Pepsi One
- Type: Diet Cola
- Manufacturer: PepsiCo
- Origin: United States
- Introduced: October 1998
- Discontinued: 2015
- Related products: Pepsi True, Pepsi Next, Pepsi Max, Pepsi X, Diet Pepsi, Diet Coke, Coca-Cola Zero

= Pepsi One =

Brand of cola produced by Pepsi

Pepsi One was a sugar-free cola, marketed by PepsiCo in the United States from 1998 to 2015 as an alternative to regular Pepsi and Diet Pepsi. It was also corporately styled PEPSI ONE, so named because it contains one calorie per eight-fluid ounce [230 ml] serving.

==History==
On June 30, 1998, the artificial sweetener acesulfame potassium (Ace-K) was approved for use by the Food and Drug Administration. PepsiCo responded within one hour, announcing the introduction of Pepsi One, which reached store shelves the following October. The original formulation was sweetened with aspartame and acesulfame potassium. This new variety was based upon an earlier product (sold in other countries) called Pepsi Max, but it featured a formula and flavor profile developed specifically for the U.S. market. Before the launch of Pepsi One in 1998, PepsiCo also marketed Diet Pepsi as having one calorie per serving from that product's launch in 1964 until 1991.

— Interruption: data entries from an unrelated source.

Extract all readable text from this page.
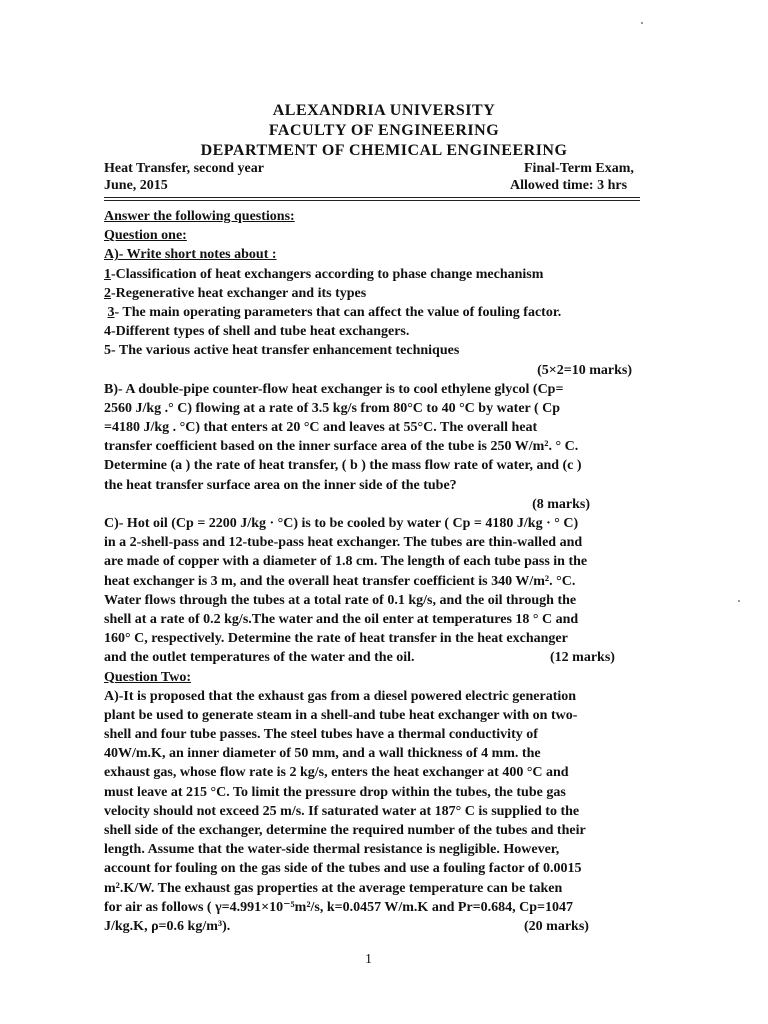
ALEXANDRIA UNIVERSITY
FACULTY OF ENGINEERING
DEPARTMENT OF CHEMICAL ENGINEERING
Heat Transfer, second year	Final-Term Exam,
June, 2015	Allowed time: 3 hrs
Answer the following questions:
Question one:
A)- Write short notes about :
1-Classification of heat exchangers according to phase change mechanism
2-Regenerative heat exchanger and its types
3- The main operating parameters that can affect the value of fouling factor.
4-Different types of shell and tube heat exchangers.
5- The various active heat transfer enhancement techniques
(5×2=10 marks)
B)- A double-pipe counter-flow heat exchanger is to cool ethylene glycol (Cp=
2560 J/kg .° C) flowing at a rate of 3.5 kg/s from 80°C to 40 °C by water ( Cp
=4180 J/kg . °C) that enters at 20 °C and leaves at 55°C. The overall heat
transfer coefficient based on the inner surface area of the tube is 250 W/m². ° C.
Determine (a ) the rate of heat transfer, ( b ) the mass flow rate of water, and (c )
the heat transfer surface area on the inner side of the tube?
(8 marks)
C)- Hot oil (Cp = 2200 J/kg · °C) is to be cooled by water ( Cp = 4180 J/kg · ° C)
in a 2-shell-pass and 12-tube-pass heat exchanger. The tubes are thin-walled and
are made of copper with a diameter of 1.8 cm. The length of each tube pass in the
heat exchanger is 3 m, and the overall heat transfer coefficient is 340 W/m². °C.
Water flows through the tubes at a total rate of 0.1 kg/s, and the oil through the
shell at a rate of 0.2 kg/s.The water and the oil enter at temperatures 18 ° C and
160° C, respectively. Determine the rate of heat transfer in the heat exchanger
and the outlet temperatures of the water and the oil.	(12 marks)
Question Two:
A)-It is proposed that the exhaust gas from a diesel powered electric generation
plant be used to generate steam in a shell-and tube heat exchanger with on two-
shell and four tube passes. The steel tubes have a thermal conductivity of
40W/m.K, an inner diameter of 50 mm, and a wall thickness of 4 mm. the
exhaust gas, whose flow rate is 2 kg/s, enters the heat exchanger at 400 °C and
must leave at 215 °C. To limit the pressure drop within the tubes, the tube gas
velocity should not exceed 25 m/s. If saturated water at 187° C is supplied to the
shell side of the exchanger, determine the required number of the tubes and their
length. Assume that the water-side thermal resistance is negligible. However,
account for fouling on the gas side of the tubes and use a fouling factor of 0.0015
m².K/W. The exhaust gas properties at the average temperature can be taken
for air as follows ( γ=4.991×10⁻⁵m²/s, k=0.0457 W/m.K and Pr=0.684, Cp=1047
J/kg.K, ρ=0.6 kg/m³).	(20 marks)
1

The launch of Pepsi One included an advertising campaign featuring the slogan "just one calorie." Subsequently, comedian Tom Green appeared as the spokesperson in a series of television advertisements that began airing in April 1999.

On March 21, 2005, Pepsi-Cola North America announced that it would begin adding sucralose to a newly reformulated Pepsi ONE in order to create a full-flavor cola taste.

In 2015, after its sister product Diet Pepsi had changed to using sucralose and Ace-K as sweeteners instead of aspartame, Pepsi One was discontinued.

== Ingredients ==
The caffeine content was 57.1 mg per 12 USoz serving (571/120 mg/USoz).

In January 2014, Consumer Reports magazine tested levels of the chemical 4-methylimidazole (4-MeI) – a potential carcinogen – in various beverages in the United States and found that Pepsi ONE was one of two drinks that contained the chemical in excess of 29 micrograms per can or bottle, with that being California Proposition 65's daily allowed amount for foods without a warning label.

==Sponsorship==

On April 7, 2010, Toyota Speedway at Irwindale announced that Pepsi One would be the title sponsor of the track's top division super late models. The series was called the NASCAR Pepsi One Super Late Models.